Cette information se révélait au travers d’articles de vulgarisation vers un public peu ou pas informé et souvent indifférent .

Mais, en sciences, il y a des esprits plus curieux et ouverts que d’autres qui se satisfont des connaissances acquises pour leur pratique quotidienne.

En poursuivant un chemin, on peut avancer en ne regardant que ses pieds et suivre ce qui est tracé, ou poser son regard sur l’environnement pour s’imprégner des richesses qu’il recèle. Ce qui se perçoit au présent et, ce qui est en devenir.

Le savoir académique transmis par nos Maîtres est une boîte à outils qui sert à ouvrir et à façonner notre intelligence, mais ce n’est pas une fin en soi. Il nous permet d’accéder à des connaissances et à la recherche, afin de faire librement des choix, en affutant notre discernement pour développer notre sens de l’observation.

Depuis la nuit des temps la médecine s’est construite sur une compilation d’observations où s’additionnent échecs et succès. C’est la somme de celles-ci qui permet de s’approcher au plus près de la cause. Ne jamais se marginaliser d’autres savoirs.

Le Pr Jean Piaget biologiste écrivait que : ”l’être humain est actif dans la construction du savoir et qu’il ne se contente pas d’accumuler des connaissances de manière passive, mais, il cherche à leur donner sens”.

Si l’on situe généralement les débuts de l’histoire européenne de l’acupuncture au XVIIème siècle, c’est déjà sous le roi Saint Louis qu’on commence à montrer de l’intérêt à la culture extrême-orientale car il envoie son ami intime, le franciscain Guillaume de Rubrouck, en mission en Asie. Celui-ci rapportera des écrits de ses voyages dans lesquels tout un chapitre est consacré à la médecine chinoise et à son mode de pensée différent de la doxa chrétienne.
C’est grâce aux routes de la soie que des échanges économiques et culturels vont commencer à influencer la pensée occidentale, qui, déjà à l’époque est conceptuelle, alors que la pensée chinoise est emblématique.

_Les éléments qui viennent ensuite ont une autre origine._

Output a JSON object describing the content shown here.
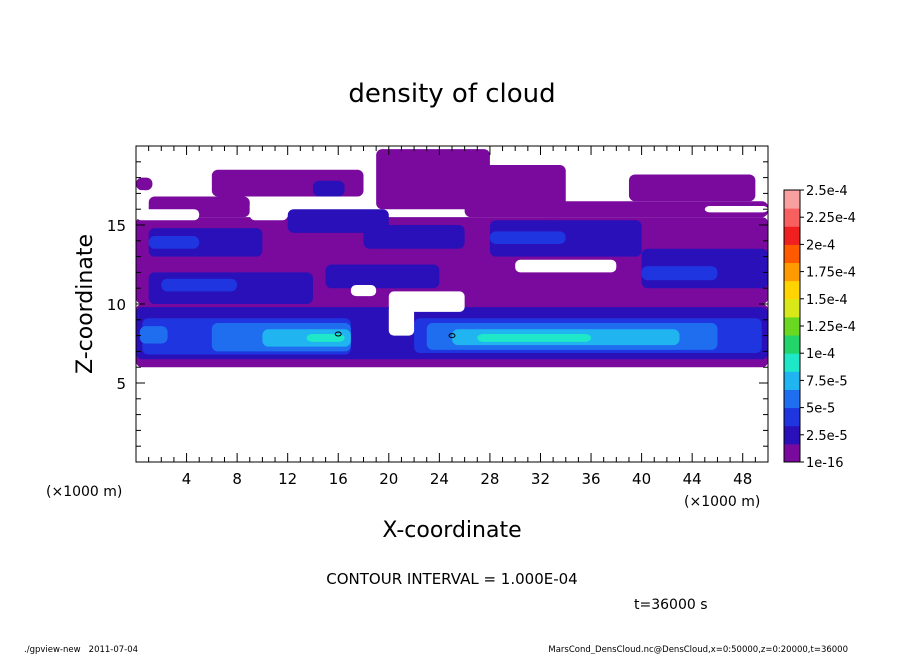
{
  "chart_data": {
    "type": "heatmap",
    "title": "density of cloud",
    "xlabel": "X-coordinate",
    "ylabel": "Z-coordinate",
    "x_unit": "(×1000 m)",
    "y_unit": "(×1000 m)",
    "xlim": [
      0,
      50
    ],
    "ylim": [
      0,
      20
    ],
    "x_ticks": [
      "4",
      "8",
      "12",
      "16",
      "20",
      "24",
      "28",
      "32",
      "36",
      "40",
      "44",
      "48"
    ],
    "y_ticks": [
      "5",
      "10",
      "15"
    ],
    "colorbar": {
      "labels": [
        "1e-16",
        "2.5e-5",
        "5e-5",
        "7.5e-5",
        "1e-4",
        "1.25e-4",
        "1.5e-4",
        "1.75e-4",
        "2e-4",
        "2.25e-4",
        "2.5e-4"
      ],
      "colors": [
        "#7a0a9e",
        "#2a10b8",
        "#1f35e0",
        "#1f6ef0",
        "#20b4f0",
        "#1ee8c8",
        "#22d46a",
        "#6ad820",
        "#d8e818",
        "#ffd400",
        "#ff9a00",
        "#ff5a00",
        "#f02020",
        "#f86060",
        "#f8a0a0"
      ]
    },
    "contour_interval": "CONTOUR INTERVAL = 1.000E-04",
    "time_label": "t=36000 s",
    "footer_left": "./gpview-new   2011-07-04",
    "footer_right": "MarsCond_DensCloud.nc@DensCloud,x=0:50000,z=0:20000,t=36000",
    "layers": [
      {
        "color": "#7a0a9e",
        "rects": [
          [
            0,
            6,
            50,
            10
          ],
          [
            0,
            10,
            50,
            15.5
          ],
          [
            1,
            15.5,
            9,
            16.8
          ],
          [
            6,
            16.8,
            18,
            18.5
          ],
          [
            19,
            16,
            28,
            19.8
          ],
          [
            26,
            15.5,
            34,
            18.8
          ],
          [
            32,
            15.5,
            50,
            16.5
          ],
          [
            39,
            16.5,
            49,
            18.2
          ],
          [
            0,
            17.2,
            1.3,
            18
          ]
        ]
      },
      {
        "color": "#2a10b8",
        "rects": [
          [
            0,
            6.5,
            50,
            9.8
          ],
          [
            1,
            10,
            14,
            12
          ],
          [
            15,
            11,
            24,
            12.5
          ],
          [
            1,
            13,
            10,
            14.8
          ],
          [
            12,
            14.5,
            20,
            16
          ],
          [
            18,
            13.5,
            26,
            15
          ],
          [
            28,
            13,
            40,
            15.3
          ],
          [
            40,
            11,
            50,
            13.5
          ],
          [
            14,
            16.8,
            16.5,
            17.8
          ]
        ]
      },
      {
        "color": "#1f35e0",
        "rects": [
          [
            0.5,
            6.8,
            17,
            9.1
          ],
          [
            22,
            6.9,
            49.5,
            9.1
          ],
          [
            2,
            10.8,
            8,
            11.6
          ],
          [
            40,
            11.5,
            46,
            12.4
          ],
          [
            1,
            13.5,
            5,
            14.3
          ],
          [
            28,
            13.8,
            34,
            14.6
          ]
        ]
      },
      {
        "color": "#1f6ef0",
        "rects": [
          [
            6,
            7,
            17,
            8.8
          ],
          [
            23,
            7.1,
            46,
            8.8
          ],
          [
            0.3,
            7.5,
            2.5,
            8.6
          ]
        ]
      },
      {
        "color": "#20b4f0",
        "rects": [
          [
            10,
            7.3,
            17,
            8.4
          ],
          [
            25,
            7.4,
            43,
            8.4
          ]
        ]
      },
      {
        "color": "#1ee8c8",
        "rects": [
          [
            13.5,
            7.6,
            16.5,
            8.1
          ],
          [
            27,
            7.6,
            36,
            8.1
          ]
        ]
      }
    ],
    "clear_regions": [
      [
        0,
        15.3,
        5,
        16
      ],
      [
        17,
        10.5,
        19,
        11.2
      ],
      [
        20,
        9.5,
        26,
        10.8
      ],
      [
        30,
        12,
        38,
        12.8
      ],
      [
        45,
        15.8,
        50,
        16.2
      ],
      [
        20,
        8,
        22,
        10
      ],
      [
        9,
        15.3,
        12,
        16.5
      ],
      [
        0,
        15.5,
        1,
        17.2
      ]
    ],
    "contour_marks": [
      [
        16,
        8.1
      ],
      [
        25,
        8.0
      ]
    ]
  }
}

Ce qui explique que les médicastres du XVIème et XVIIème siècle, fidèles à la doctrine de Galien étaient peu préparés à comprendre cette médecine millénaire.
Peut-on dire que depuis ces audacieux précurseurs, les choses aient vraiment changé ?
Sans hésiter on peut répondre que oui, au niveau d’adhésion d’un large public qui a expérimenté et apprécié les effets bénéfiques. Mais il faut admettre que les instances scientifiques et les chapelles corporatistes restent, dans le meilleur des cas interrogatifs, ou, singulièrement fermés à tout dialogue d’ouverture sur un moratoire expérimental .
Toutes les professions, qu’elles soient médicales ou pas, se sont créées et organisées de l’intérieur, puis, se sont imposées par la pertinence de leur utilité sociale. Pourquoi pas nous ? Un moratoire permettrait d’ouvrir une parenthèse pour évaluer la réalité de la situation, d’encourager les praticiens à se déclarer et faire état de leurs compétences. Nous aurions une représentation objective en validant les enseignements de qualité. Nous en avons les garanties et les éléments pour en attester. Il faut que l’offre de soins soit en adéquation avec la demande.